Charles Elliott Pole, University of Victoria

This is another pole carved by Charles Elliott of the Tsartlip First Nation – not long ago I featured a recently carved pole of his called Water Keeper. This pole has no name that I can find, but in fact there is almost no information about the pole available on-line. It is situated in the main quadrangle at U-Vic, across from the library and, appropriately, near to the Elliott Building. It was commissioned by the university in 1990 to mark the Learned Societies Conference held there that year. It is one of several poles and other first nations art prominently displayed around the university grounds. One post (showing a nice HDR photo of this pole) quotes from a university website no longer available that “Twenty-six feet high it tells an old family legend connected with the waterfront near the University.” That is pretty much all I can find out about the pole, it would be interesting to know more of the story behind it.

I am very taken with this pole – the woman on the front is a particularly powerful figure but the whole design holds together very well. I hope you enjoy seeing it too, with quite a lot of emphasis on details within camera range.

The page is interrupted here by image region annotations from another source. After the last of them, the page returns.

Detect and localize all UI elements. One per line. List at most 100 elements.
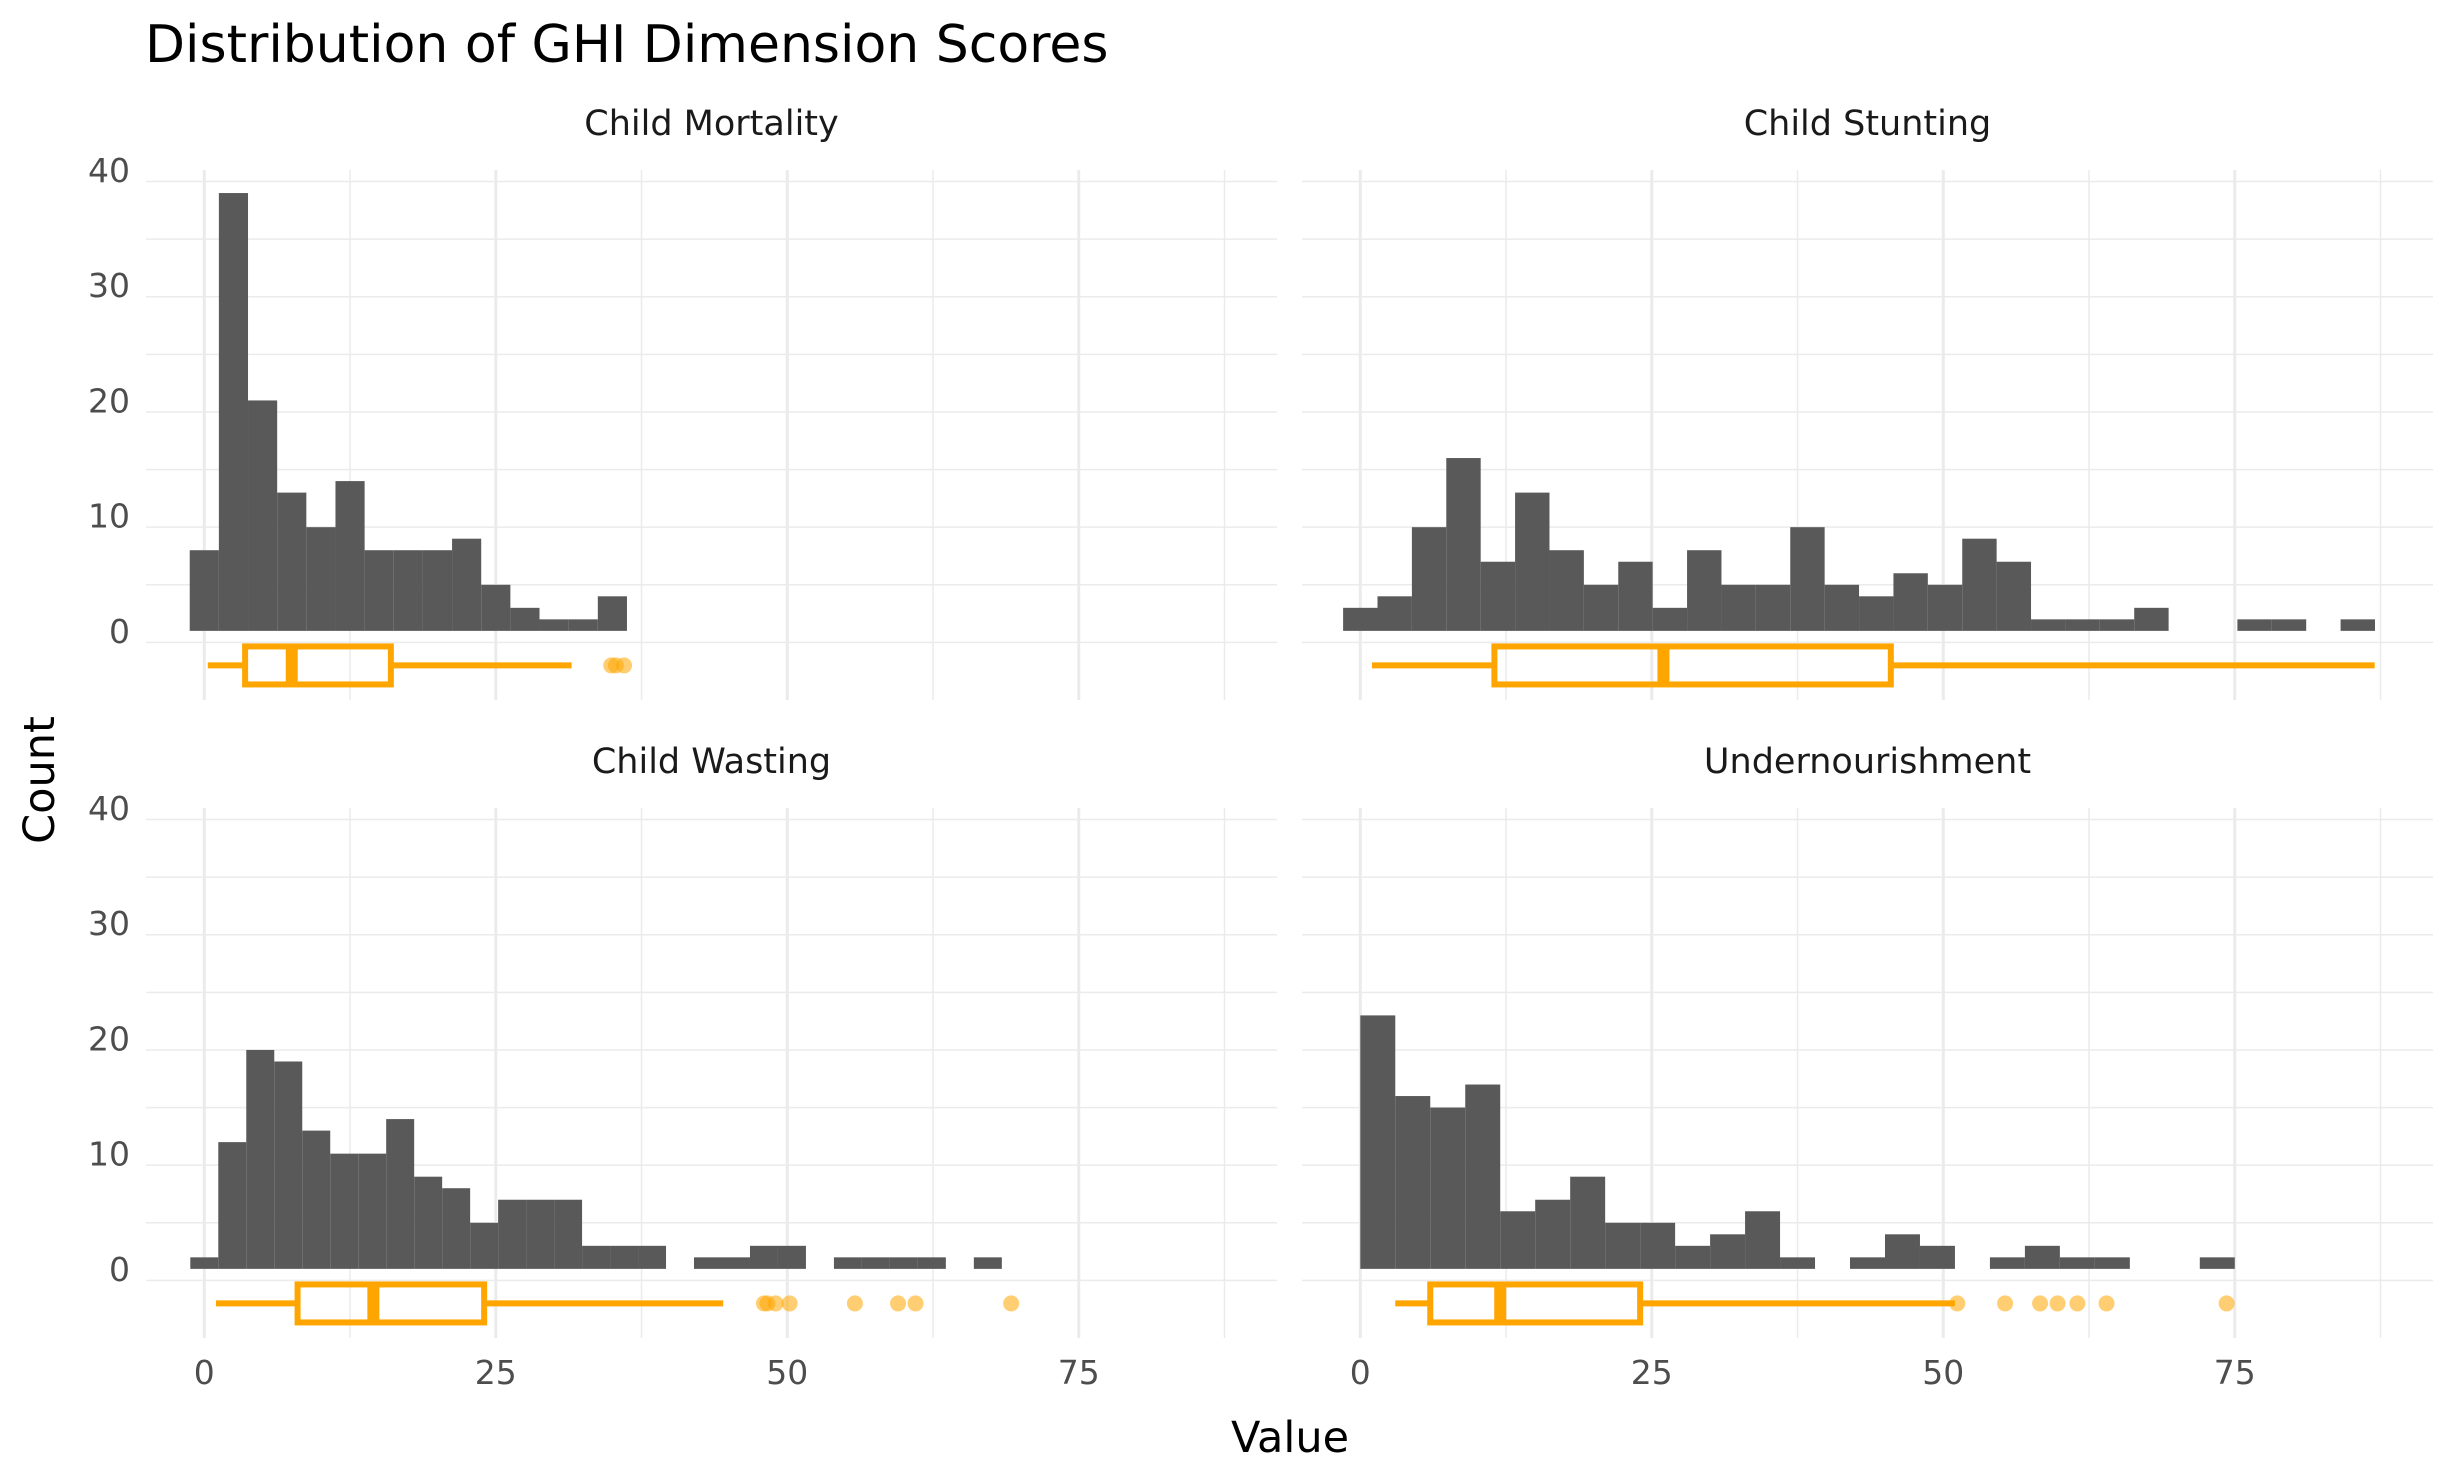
histogram-bar [1446, 458, 1481, 631]
histogram-bar [1755, 584, 1791, 631]
histogram-bar [2271, 619, 2307, 631]
boxplot-outlier [846, 1295, 863, 1312]
histogram-bar [442, 1188, 471, 1269]
histogram-bar [2024, 1245, 2060, 1269]
histogram-bar [358, 1153, 387, 1269]
histogram-bar [1395, 1096, 1431, 1269]
histogram-bar [1360, 1015, 1396, 1269]
histogram-bar [498, 1199, 527, 1269]
y-tick-label: 10 [88, 1135, 130, 1174]
y-tick-label: 0 [109, 1250, 130, 1289]
histogram-bar [1850, 1257, 1885, 1269]
histogram-bar [1605, 1222, 1641, 1269]
histogram-bar [597, 596, 627, 631]
histogram-bar [1535, 1199, 1571, 1269]
y-tick-label: 20 [88, 381, 130, 420]
histogram-bar [1640, 1222, 1676, 1269]
histogram-bar [2094, 1257, 2130, 1269]
histogram-bar [568, 619, 598, 631]
histogram-bar [1515, 492, 1550, 631]
histogram-bar [1824, 584, 1860, 631]
boxplot-box [242, 643, 394, 688]
histogram-bar [1570, 1176, 1606, 1269]
histogram-bar [2199, 1257, 2235, 1269]
histogram-bar [1927, 584, 1963, 631]
histogram-bar [1583, 584, 1619, 631]
histogram-bar [1430, 1107, 1466, 1269]
histogram-bar [335, 481, 365, 631]
panel-grid-lines [1302, 170, 2433, 700]
facet-label: Child Stunting [1744, 104, 1992, 144]
panel-child-wasting: Child Wasting 0 10 20 30 40 0 25 50 75 [88, 742, 1277, 1392]
boxplot-outlier [781, 1295, 798, 1312]
histogram-bar [364, 550, 394, 631]
x-tick-label: 0 [1350, 1353, 1371, 1392]
boxplot-outlier [767, 1295, 784, 1312]
y-tick-label: 30 [88, 904, 130, 943]
histogram-bar [218, 1142, 247, 1269]
histogram-bar [1721, 584, 1756, 631]
histogram-bar [470, 1222, 499, 1269]
boxplot-box [1427, 1281, 1644, 1326]
histogram-bar [2059, 1257, 2095, 1269]
histogram-bar [1790, 527, 1825, 631]
histogram-bar [414, 1176, 443, 1269]
x-tick-label: 50 [1922, 1353, 1964, 1392]
facet-label: Undernourishment [1704, 742, 2031, 782]
histogram-bar [248, 400, 278, 631]
histogram-bar [277, 492, 307, 631]
boxplot-outlier [2069, 1295, 2086, 1312]
histogram-bar [1884, 1234, 1920, 1269]
x-tick-label: 25 [1631, 1353, 1673, 1392]
x-axis-title: Value [1231, 1413, 1349, 1463]
x-tick-label: 0 [194, 1353, 215, 1392]
histogram-bar [330, 1153, 359, 1269]
y-axis-title: Count [15, 716, 65, 844]
facet-label: Child Mortality [584, 104, 838, 144]
histogram-bar [1500, 1211, 1536, 1269]
panel-child-stunting: Child Stunting [1302, 104, 2433, 700]
x-tick-label: 25 [475, 1353, 517, 1392]
boxplot [1371, 643, 2375, 688]
histogram-bar [554, 1199, 583, 1269]
histogram-bar [1919, 1245, 1955, 1269]
histogram-bar [1377, 596, 1412, 631]
boxplot-outlier [1949, 1295, 1966, 1312]
histogram-bar [861, 1257, 890, 1269]
histogram-bar [1859, 596, 1894, 631]
histogram-bar [582, 1245, 611, 1269]
histogram-bar [190, 1257, 219, 1269]
histogram-bar [1618, 561, 1653, 631]
y-tick-label: 40 [88, 151, 130, 190]
histogram-bar [749, 1245, 778, 1269]
histogram-bar [1710, 1234, 1746, 1269]
histogram-bar [917, 1257, 946, 1269]
boxplot-outlier [1003, 1295, 1020, 1312]
histogram-bar [1745, 1211, 1781, 1269]
histogram-bar [610, 1245, 639, 1269]
histogram-bar [1893, 573, 1928, 631]
y-tick-label: 20 [88, 1019, 130, 1058]
histogram-bar [306, 527, 336, 631]
histogram-bar [1465, 1084, 1501, 1269]
panel-undernourishment: Undernourishment 0 25 50 75 [1302, 742, 2433, 1392]
y-tick-label: 40 [88, 789, 130, 828]
histogram-bar [452, 538, 482, 631]
boxplot-outlier [2218, 1295, 2235, 1312]
histogram-bar [1989, 1257, 2025, 1269]
histogram-bar [2065, 619, 2100, 631]
histogram-bar [302, 1130, 331, 1269]
histogram-bar [539, 619, 569, 631]
histogram-bar [393, 550, 423, 631]
histogram-bar [526, 1199, 555, 1269]
boxplot-box [1491, 643, 1894, 688]
histogram-bar [721, 1257, 750, 1269]
boxplot [215, 1281, 1020, 1326]
histogram-bar [189, 550, 219, 631]
boxplot-outlier [616, 657, 633, 674]
facet-label: Child Wasting [592, 742, 831, 782]
y-tick-label: 30 [88, 266, 130, 305]
histogram-bar [218, 193, 249, 631]
histogram-bar [274, 1061, 303, 1269]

I have previously featured the public art of Charles Elliott – he did the decorative bronze plaques on the Oak Bay Songhees history cairns which featured in a series of early posts on this blog. I have not actively sought out his work, but seem to be continuously coming across it. He is clearly one of the most prolific local artists of any cultural background creating public art in Greater Victoria.

To view the gallery click on any of the thumbnails below, to navigate in the gallery use the arrows on the sides of the images, or on your keyboard, to return to this page hit escape.

This site can be found on my map of First Nations markers and Songhees geography in the Victoria area, at this link.

Canon EOS 5Dii, Canon 50/1.4 and Nikkor-N 24/2.8 lenses, ISO 100.



20 thoughts on “Charles Elliott Pole, University of Victoria

  1. Pingback: Celebrating Christ in All Seasons: Liturgical Bentwood Boxes by Charles W. Elliott | The Jesus Question

  2. Pingback: Doug Lafortune Welcome Figures, University of Victoria | burnt embers

    • !!! is right. Lots of them in this part of the world. Though in fact those are not “totems” on them but rather crests, heralidic figures, parts of hereditary stories that justify someone’s rank and so on.


  3. This is beautifully carved and painted and it seems to be holding up well. I’m glad you took the trouble to get some nice detail shots that show the craftsmanship. The surrounding area looks almost park-like.


    • Hi Ken – there is a ton of skill in this pole, and artistic vision too. It is now on my list of favourites, especially of the more modern interpretations of the old stories (sure wish I knew what this story was). U-Vic is very nicely laid out (in some areas anywya) and has some forested lands with the buildings nestled amongst or against them. They encroach into the very centre of campus against where this pole has been placed. Its a very nicely chosen setting.


  4. Gorgeous images, lovely details. By the way, in general I really appreciate that you make a point of recording material relating to first nations—it’s interesting and informative and records things that are often overlooked.


    • Thanks skadhu – that is how I started recording these – one of the Songhees history cairns showed up a block from my house and when I searched the internet I could find nothing at all about it. So, I plunged in. I find that this is often the case – UVic for instance has an art gallery and has a strong will to be open and accepting to First Nations on campus and in the community, and appear to be doing a good job as well. However, there is nothing useful on-line like an illustrated guide to First Nation’s art in their collections, or even one about these most obvious of installations. They are mentioned in a background-ish way in various webpages, but not featured. It is symptomatic of the general situation.


  5. Have you asked at the First People’s House at UVic.? Their whole building is in the Coast Salish style and they might know more about the various poles on the campus.


    • I did not try that – I was up there on a weekend. There are various U-Vic brochures for First Nations that are on -line and they all say pretty much the same things, and usually less. My experience with Charles Elliott research is that there is most likely a video where he talks about it. I have not found that yet.

      Maybe one of my readers will know more and can fill us in here in the comments section.